6) Equality in Law and Law Enforcement
Equality in the law is reflected in Article 19 N° 2 and the equal application of law in Article 19 N° 3.
Equality in law is a constitutional mandate addressed to the legislature in that the rules adopted should apply equally to all persons who are in the same situation and should be different for people who are in a different situation.
The equal application of law is a mandate addressed to the bodies responsible for enforcing the law (especially judges) and means that all cases that match their relevant properties must be resolved in the same way, and cases that do not match their relevant properties must be resolved differently.
Relationship between the equal application of law and formal and material justice:
Formal justice is to resolve individual cases whose facts are the same in the same way. Justification of formal justice: legal certainty requires that the first case resolved in a manner other cases with identical facts are resolved in the same direction. Problems that can happen is that the implementation of formal justice may undermine material justice.
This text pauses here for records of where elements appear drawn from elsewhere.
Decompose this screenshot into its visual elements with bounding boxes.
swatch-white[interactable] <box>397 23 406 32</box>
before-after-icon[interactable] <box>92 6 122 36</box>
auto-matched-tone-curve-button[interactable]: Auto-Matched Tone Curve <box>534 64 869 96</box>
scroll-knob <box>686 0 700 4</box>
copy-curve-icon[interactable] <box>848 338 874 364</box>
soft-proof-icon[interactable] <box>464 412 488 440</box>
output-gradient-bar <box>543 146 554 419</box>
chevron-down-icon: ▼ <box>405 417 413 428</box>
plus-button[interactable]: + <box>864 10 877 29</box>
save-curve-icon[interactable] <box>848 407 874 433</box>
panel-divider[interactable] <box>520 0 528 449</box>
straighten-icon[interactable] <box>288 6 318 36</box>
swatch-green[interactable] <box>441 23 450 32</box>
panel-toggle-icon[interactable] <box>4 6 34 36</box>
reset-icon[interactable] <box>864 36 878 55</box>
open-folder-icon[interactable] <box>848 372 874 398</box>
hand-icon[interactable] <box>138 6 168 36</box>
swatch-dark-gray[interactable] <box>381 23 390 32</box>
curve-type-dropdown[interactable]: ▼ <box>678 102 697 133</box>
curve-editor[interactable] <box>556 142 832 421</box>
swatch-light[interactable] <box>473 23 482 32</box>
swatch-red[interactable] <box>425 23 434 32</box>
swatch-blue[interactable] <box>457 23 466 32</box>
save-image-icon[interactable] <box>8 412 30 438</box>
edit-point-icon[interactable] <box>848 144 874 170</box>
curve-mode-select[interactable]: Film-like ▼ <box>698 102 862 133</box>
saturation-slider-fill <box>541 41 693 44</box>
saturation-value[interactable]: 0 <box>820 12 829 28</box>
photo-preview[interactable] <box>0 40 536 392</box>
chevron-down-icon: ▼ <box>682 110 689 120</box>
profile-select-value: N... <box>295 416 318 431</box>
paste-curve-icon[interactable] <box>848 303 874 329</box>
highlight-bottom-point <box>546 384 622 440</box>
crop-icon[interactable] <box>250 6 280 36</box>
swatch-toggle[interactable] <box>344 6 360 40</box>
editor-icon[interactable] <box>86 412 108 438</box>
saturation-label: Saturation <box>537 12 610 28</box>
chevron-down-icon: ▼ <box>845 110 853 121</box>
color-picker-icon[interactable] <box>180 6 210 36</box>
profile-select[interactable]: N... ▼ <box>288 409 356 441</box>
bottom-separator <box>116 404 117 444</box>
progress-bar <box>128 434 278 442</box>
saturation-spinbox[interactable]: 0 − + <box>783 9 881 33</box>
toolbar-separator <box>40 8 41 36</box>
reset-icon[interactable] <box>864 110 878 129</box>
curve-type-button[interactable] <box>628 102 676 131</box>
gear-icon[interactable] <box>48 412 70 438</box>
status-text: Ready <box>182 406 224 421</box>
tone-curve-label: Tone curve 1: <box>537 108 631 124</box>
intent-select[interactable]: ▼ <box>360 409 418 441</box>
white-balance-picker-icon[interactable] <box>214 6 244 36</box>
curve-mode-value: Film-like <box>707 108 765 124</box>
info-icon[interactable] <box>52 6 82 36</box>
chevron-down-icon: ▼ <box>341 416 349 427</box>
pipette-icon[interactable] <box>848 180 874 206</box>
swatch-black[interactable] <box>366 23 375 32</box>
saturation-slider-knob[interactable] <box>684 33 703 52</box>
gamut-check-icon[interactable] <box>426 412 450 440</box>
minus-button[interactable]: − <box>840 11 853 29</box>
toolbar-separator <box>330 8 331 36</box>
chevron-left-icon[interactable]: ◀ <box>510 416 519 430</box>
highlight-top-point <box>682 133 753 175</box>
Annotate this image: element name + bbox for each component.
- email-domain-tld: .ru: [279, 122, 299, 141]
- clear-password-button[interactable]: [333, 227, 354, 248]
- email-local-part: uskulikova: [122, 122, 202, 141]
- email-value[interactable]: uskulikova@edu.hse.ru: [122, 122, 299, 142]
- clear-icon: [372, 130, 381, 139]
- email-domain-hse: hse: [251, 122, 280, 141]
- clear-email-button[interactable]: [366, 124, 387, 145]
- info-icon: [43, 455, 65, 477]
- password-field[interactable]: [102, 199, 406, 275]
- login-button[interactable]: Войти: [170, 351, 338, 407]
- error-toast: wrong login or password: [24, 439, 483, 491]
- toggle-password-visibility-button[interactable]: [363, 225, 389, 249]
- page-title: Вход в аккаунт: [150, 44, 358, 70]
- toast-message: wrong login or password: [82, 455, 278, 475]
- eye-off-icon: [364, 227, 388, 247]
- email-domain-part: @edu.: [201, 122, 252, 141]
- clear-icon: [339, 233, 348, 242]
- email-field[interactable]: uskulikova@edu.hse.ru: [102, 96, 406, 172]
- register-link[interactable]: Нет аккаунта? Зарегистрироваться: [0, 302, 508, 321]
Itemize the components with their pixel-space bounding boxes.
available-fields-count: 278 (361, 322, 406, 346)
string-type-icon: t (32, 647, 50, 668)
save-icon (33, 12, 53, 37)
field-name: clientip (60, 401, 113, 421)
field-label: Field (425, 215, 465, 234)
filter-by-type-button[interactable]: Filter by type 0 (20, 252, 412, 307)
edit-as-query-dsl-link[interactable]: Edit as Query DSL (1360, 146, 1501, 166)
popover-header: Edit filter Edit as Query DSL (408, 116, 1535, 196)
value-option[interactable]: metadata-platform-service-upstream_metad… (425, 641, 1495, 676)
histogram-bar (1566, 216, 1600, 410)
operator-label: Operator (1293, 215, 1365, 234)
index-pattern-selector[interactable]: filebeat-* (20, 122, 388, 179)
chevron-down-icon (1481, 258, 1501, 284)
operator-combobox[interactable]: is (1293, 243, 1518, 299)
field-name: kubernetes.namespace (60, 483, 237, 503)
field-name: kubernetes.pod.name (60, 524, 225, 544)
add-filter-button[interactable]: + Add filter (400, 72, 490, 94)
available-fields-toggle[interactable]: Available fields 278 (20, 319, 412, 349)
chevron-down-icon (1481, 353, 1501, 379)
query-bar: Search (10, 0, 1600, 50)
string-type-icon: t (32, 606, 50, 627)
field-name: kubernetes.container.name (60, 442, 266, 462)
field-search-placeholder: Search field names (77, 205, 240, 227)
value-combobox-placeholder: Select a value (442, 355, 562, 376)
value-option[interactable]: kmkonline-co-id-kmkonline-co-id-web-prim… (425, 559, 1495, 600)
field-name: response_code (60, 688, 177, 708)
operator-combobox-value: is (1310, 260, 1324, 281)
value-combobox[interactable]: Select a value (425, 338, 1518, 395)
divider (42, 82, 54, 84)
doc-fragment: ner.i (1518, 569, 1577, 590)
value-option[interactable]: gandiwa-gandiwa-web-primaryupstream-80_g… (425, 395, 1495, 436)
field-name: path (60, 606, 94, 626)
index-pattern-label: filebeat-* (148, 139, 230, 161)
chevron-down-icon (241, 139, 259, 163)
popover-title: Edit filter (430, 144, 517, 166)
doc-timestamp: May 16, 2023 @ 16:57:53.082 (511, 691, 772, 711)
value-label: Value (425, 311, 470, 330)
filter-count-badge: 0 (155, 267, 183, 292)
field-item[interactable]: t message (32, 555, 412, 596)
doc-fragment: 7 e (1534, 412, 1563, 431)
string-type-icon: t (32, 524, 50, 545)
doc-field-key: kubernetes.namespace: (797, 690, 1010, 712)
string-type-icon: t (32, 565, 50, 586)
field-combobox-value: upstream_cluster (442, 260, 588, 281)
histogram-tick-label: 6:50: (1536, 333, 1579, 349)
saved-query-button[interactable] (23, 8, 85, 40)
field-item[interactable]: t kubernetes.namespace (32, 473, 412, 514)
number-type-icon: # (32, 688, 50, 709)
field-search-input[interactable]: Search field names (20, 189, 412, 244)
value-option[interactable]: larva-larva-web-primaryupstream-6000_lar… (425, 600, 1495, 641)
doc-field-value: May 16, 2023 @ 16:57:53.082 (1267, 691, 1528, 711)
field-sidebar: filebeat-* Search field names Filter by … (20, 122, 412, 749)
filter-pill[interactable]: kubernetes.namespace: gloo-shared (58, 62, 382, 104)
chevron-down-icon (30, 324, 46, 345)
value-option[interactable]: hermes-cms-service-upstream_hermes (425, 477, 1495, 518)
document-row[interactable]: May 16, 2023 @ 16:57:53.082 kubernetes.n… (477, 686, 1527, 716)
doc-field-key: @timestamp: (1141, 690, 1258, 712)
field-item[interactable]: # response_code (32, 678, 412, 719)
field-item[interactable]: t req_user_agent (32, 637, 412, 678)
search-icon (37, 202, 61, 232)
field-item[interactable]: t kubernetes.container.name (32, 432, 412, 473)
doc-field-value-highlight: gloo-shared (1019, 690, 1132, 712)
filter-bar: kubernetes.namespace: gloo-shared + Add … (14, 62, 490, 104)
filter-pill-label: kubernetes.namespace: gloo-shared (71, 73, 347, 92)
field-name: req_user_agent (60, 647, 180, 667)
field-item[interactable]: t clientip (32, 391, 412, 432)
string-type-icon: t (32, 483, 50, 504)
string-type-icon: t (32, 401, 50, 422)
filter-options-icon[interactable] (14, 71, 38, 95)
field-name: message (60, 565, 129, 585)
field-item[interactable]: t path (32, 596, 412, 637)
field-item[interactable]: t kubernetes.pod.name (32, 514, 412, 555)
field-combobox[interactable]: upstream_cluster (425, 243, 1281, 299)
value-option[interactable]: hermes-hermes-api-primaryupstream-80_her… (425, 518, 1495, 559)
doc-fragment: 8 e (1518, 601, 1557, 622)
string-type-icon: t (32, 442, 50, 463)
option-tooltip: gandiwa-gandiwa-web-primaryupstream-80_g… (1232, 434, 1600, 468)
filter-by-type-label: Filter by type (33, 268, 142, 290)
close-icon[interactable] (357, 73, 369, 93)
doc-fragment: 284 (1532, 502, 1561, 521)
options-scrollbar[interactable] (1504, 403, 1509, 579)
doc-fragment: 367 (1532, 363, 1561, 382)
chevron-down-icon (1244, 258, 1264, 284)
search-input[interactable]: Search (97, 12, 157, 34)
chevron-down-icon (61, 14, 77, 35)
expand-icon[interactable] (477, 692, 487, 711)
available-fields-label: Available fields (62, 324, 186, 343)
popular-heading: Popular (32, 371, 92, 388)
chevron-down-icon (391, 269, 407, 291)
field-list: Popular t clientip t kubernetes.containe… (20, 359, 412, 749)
Material justice is to resolve each case in accordance with what at that time the judges in that case consider it as fair or as right, no matter what is resolved in previous cases equal to the current. Justification: fair or correct. Problem: legal uncertainty, not knowing how to settle the cases.
Relationship: Equal application of the law means to apply or respect formal justice, and formal justice means respecting the equal application of the law. There is no relationship between the equal application of the law and material justice.